Le bien-être économique
L’un des arguments les plus fréquemment invoqués pour justifier l’intervention de l’État dans l’économie est que cela permet d’augmenter le bien-être de la société. Voilà un noble idéal. Mais la possibilité de viser juste présuppose que l’on puisse mesurer adéquatement ce bien-être économique. Selon une certaine théorie économique, il suffirait d’additionner le niveau de satisfaction que chaque individu retire de ses activités économiques pour obtenir une mesure du bien-être économique de la société dans son ensemble.
Mais cette procédure est impossible à appliquer dans les faits, et ce, pour deux raisons. Premièrement, les préférences individuelles sont subjectives. Autrement dit, seul l’individu peut vraiment savoir ce qu’il ressent en choisissant de consommer une chose plutôt qu’une autre. Par conséquent, comment pourrait-on, en plus, donner une valeur à cette utilité sur une échelle quantitative?
Deuxièmement, les comparaisons entre les niveaux de satisfaction des personnes n’ont aucune validité. Dire que Jean retire plus de satisfaction en mangeant de la glace italienne que Jacques en retire en mangeant de l’agneau relève d’un jugement arbitraire. Dans ce contexte, comment peut-on additionner des «unités de satisfaction» comparable pour atteindre un total?
Les niveaux de satisfaction individuelle ne peuvent être ni quantifiés, ni comparés, ni additionnés. Il s’ensuit que l’on ne peut déterminer, de manière scientifique, si tel ou tel phénomène augmente ou diminue le bien-être général.
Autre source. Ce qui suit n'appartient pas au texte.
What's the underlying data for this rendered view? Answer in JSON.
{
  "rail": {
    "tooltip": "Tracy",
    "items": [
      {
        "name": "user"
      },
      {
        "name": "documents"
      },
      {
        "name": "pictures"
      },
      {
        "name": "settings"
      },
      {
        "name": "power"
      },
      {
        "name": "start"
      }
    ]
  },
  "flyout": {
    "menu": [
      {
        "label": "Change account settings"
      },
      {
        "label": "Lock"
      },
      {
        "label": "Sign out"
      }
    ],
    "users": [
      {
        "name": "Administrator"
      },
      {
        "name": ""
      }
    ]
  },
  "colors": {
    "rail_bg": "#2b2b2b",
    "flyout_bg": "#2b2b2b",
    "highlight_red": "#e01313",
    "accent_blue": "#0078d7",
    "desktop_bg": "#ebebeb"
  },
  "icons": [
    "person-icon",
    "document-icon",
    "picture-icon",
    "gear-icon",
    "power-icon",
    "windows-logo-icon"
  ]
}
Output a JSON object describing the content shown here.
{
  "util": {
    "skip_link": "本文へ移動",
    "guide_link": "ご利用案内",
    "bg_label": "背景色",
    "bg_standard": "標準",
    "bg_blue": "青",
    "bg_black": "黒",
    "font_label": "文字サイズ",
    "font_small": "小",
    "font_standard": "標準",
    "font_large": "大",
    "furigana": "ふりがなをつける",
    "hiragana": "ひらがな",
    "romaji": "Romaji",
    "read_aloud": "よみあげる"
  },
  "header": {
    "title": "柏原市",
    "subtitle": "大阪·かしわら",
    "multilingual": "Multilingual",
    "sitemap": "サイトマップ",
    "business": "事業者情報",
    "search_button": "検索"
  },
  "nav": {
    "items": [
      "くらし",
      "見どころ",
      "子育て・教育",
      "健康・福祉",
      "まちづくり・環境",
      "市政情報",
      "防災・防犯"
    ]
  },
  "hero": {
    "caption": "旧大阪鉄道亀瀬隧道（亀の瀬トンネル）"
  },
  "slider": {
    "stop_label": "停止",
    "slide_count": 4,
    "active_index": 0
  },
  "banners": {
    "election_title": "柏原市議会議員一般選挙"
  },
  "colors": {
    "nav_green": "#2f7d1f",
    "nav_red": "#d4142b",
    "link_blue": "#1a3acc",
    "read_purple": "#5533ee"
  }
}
Tout indice de bien-être économique est forcément imparfait. Cela est vrai du produit intérieur brut (PIB), qui regroupe tous les biens et services marchands. C’est également vrai de tout indice partiel. Pour ne prendre qu’un exemple, il est difficile de conclure quoi que ce soit du niveau de bien-être général si l’espérance de vie s’accroît mais que la qualité de vie de certains individus qui vivent plus longtemps diminue au point de les rendre très malheureux.
Les sondages d’opinion ne sont d’aucun secours, car les gens révèlent leurs véritables préférences uniquement par leurs actions. Ils peuvent avoir intérêt à donner une fausse réponse à une question – sans compter qu’ils peuvent l’interpréter de manière différente.
Par exemple, si la moitié des habitants de Montréal disent qu’ils préféreraient vivre ailleurs, cela signifie simplement que tel serait leur choix s’ils pouvaient trouver ailleurs tous les avantages de leur ville, mais aucun de ses coûts (congestion, loyers, etc.). Or, la plupart choisissent de demeurer à Montréal. Tout compte fait, ils jugent donc que les avantages nets (les avantages moins les coûts) sont plus grands que ce qu’ils pensent pouvoir obtenir ailleurs.
Un gouvernement qui décréterait qu’il faut relocaliser tout ceux qui ont exprimé le choix de vivre ailleurs en croyant augmenter ainsi leur bien-être se trouverait à créer un désastre économique. C’est pourtant la même chose que ce que font souvent les gouvernements dans divers domaines lorsqu’ils imposent des choix à l’ensemble de la société, au nom d’idéaux abstraits qui semblent de prime abord irréprochables.
Il faut donc conclure que la seule façon de s’assurer que le bien-être général augmentera est de permettre à chacun d’exercer sa liberté d’action, pour autant que celle-ci respecte la propriété et la liberté des autres.
Michel Kelly Gagnon est président de l’Institut économique de Montréal.